= Elizabeth Gulland =

British artist (1857-1934)

Elizabeth Gulland (1857 – 6 November 1934) was a Scottish-born printmaker and painter.

== Background ==
Elizabeth Gulland was born in 1857 in Edinburgh, Scotland. She attended Edinburgh Ladies’ College and Edinburgh Atelier, before moving to the Herkomer School of Painting in Bushey, Hertfordshire to study under Hubert von Herkomer, a well-known portrait painter. Gulland was a freelance artist whose primary work was as a genre painter and mezzotinter. She continued to live in Bushey and was an active artist from 1887 until her death at age 77 in 1934.

== Art style ==
Gulland produced oil and water color paintings, book covers for American authors, sketches, and mostly mezzotint engravings. The subjects of her paintings included portraits, figures and flowers. Most of Gulland’s pieces were inspired, and even modeled, by 18th-century Rococo portraits. A portrait that best illustrates her work is titled The Strawberry Girl after Joshua Reynolds. The piece was created in 1921 and was based on an oil painting by Joshua Reynolds. It is a mezzotint print, and thought to portray the struggles of the British working class after World War I, as young girls would often sell strawberries in order to support their family.

== Significance of art ==
Gulland advocated many societal issues through her art, whether that was discreetly, with The Strawberry Girl, or explicitly stating her stance. Through different art techniques and styles, Gulland helped spread awareness. She was a very open feminist as she created a bookplate with a woman reading a novel with the words “Votes for Women” on the page. This was extremely political as she advocated for women’s suffrage. Gulland was also commissioned by David Douglas to design book covers for the American authors he published. One of the covers included women working with the title Women’s Industries. Gulland also created sketches about scientific discoveries on the Challenger.

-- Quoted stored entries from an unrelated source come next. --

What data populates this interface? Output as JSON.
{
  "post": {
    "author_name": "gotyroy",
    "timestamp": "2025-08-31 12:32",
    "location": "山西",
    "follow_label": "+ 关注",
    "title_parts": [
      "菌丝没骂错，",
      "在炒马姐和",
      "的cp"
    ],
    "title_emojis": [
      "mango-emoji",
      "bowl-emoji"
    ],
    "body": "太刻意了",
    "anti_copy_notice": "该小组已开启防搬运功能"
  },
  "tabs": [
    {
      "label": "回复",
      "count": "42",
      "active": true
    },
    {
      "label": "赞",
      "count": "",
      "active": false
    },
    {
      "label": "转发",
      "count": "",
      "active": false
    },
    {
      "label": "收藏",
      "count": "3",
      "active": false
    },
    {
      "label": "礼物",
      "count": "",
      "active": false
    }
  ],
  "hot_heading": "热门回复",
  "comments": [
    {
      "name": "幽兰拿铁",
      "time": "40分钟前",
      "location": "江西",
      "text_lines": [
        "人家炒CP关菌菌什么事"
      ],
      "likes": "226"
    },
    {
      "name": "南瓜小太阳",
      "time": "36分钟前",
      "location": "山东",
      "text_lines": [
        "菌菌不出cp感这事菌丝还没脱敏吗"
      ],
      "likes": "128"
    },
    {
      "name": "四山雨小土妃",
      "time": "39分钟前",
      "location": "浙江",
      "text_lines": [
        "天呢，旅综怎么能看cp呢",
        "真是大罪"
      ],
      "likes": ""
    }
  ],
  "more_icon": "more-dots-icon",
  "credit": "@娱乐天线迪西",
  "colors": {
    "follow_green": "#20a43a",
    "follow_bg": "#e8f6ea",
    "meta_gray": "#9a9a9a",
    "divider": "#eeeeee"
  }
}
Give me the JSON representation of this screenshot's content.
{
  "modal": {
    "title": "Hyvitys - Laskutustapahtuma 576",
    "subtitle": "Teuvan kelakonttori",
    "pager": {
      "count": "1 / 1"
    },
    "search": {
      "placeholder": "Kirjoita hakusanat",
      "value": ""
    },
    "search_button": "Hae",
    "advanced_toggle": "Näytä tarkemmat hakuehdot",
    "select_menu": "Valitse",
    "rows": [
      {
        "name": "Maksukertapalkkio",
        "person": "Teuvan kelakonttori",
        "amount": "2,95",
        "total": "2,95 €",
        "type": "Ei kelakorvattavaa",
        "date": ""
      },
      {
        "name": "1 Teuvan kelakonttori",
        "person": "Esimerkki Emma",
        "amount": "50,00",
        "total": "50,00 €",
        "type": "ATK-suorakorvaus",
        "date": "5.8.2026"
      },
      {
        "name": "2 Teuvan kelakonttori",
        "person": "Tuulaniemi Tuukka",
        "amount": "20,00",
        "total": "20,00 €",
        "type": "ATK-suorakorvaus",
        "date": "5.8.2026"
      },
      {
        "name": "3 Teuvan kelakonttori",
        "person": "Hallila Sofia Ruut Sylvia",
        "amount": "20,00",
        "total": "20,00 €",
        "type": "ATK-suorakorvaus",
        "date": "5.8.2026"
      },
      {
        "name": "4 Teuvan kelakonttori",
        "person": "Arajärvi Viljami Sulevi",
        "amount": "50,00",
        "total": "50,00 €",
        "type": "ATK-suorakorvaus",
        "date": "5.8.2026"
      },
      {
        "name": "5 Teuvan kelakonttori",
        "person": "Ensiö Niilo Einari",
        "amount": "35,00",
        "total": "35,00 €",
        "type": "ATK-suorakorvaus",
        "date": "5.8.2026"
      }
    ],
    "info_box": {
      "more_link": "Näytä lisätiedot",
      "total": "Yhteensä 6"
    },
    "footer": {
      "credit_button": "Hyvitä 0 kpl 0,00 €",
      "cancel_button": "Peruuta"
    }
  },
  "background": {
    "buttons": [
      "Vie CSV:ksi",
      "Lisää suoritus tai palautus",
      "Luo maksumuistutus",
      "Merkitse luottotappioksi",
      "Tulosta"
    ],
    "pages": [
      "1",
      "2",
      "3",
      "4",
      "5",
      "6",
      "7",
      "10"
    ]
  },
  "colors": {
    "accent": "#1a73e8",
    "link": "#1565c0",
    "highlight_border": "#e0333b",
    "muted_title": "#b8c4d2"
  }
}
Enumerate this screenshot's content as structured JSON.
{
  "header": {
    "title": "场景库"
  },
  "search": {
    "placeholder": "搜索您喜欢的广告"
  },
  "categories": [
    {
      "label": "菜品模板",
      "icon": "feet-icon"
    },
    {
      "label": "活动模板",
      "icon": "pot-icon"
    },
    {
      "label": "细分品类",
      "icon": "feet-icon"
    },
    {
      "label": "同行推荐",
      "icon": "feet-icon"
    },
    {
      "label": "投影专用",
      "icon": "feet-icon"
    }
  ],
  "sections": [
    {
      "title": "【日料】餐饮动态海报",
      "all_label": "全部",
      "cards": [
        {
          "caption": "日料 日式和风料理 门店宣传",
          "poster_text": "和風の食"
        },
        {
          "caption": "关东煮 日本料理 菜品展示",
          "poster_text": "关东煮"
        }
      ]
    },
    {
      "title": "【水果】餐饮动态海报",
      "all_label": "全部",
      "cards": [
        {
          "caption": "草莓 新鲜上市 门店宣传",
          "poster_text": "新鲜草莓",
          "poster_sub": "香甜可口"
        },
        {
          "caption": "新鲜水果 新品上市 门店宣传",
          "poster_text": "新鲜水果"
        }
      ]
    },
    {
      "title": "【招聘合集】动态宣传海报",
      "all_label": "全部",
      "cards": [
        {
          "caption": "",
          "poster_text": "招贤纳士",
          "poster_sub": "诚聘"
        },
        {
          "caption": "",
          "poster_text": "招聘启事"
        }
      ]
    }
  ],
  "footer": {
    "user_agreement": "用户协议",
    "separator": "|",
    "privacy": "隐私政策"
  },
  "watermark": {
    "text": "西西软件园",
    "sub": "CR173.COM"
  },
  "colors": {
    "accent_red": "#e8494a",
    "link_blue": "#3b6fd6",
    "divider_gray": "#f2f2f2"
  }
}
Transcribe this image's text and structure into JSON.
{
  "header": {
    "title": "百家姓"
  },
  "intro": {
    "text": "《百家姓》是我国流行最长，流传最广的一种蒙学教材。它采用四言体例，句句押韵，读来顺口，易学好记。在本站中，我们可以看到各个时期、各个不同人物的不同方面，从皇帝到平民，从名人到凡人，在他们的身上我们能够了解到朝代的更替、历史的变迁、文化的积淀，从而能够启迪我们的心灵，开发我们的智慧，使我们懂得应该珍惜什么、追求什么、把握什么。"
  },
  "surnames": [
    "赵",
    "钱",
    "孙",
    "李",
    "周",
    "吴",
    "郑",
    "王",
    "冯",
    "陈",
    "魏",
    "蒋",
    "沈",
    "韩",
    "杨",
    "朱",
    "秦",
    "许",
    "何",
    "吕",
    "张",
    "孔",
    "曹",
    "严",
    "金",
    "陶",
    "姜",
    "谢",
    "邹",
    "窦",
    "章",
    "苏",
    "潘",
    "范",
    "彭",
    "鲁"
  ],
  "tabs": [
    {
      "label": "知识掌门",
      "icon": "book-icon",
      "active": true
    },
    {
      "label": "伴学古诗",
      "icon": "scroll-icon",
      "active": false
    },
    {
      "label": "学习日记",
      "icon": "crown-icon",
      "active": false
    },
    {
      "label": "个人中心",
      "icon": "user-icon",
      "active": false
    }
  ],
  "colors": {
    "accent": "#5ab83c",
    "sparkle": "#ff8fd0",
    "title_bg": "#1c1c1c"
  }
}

== Major accomplishments ==
Gulland received many recognitions for her work and was elected a member of the Society of Engravers. She had her work exhibited at many institutions including the Royal Academy, showing eleven works there between 1887 and 1910, the Royal Scottish Academy (1878–1885), and the Royal Glasgow Institute of the Fine Arts (1888–1890). Gulland had also been commissioned by the Trustees' Academy in Edinburgh, Scotland to design the 1886 Exhibition Catalogue for Queen Victoria’s visit.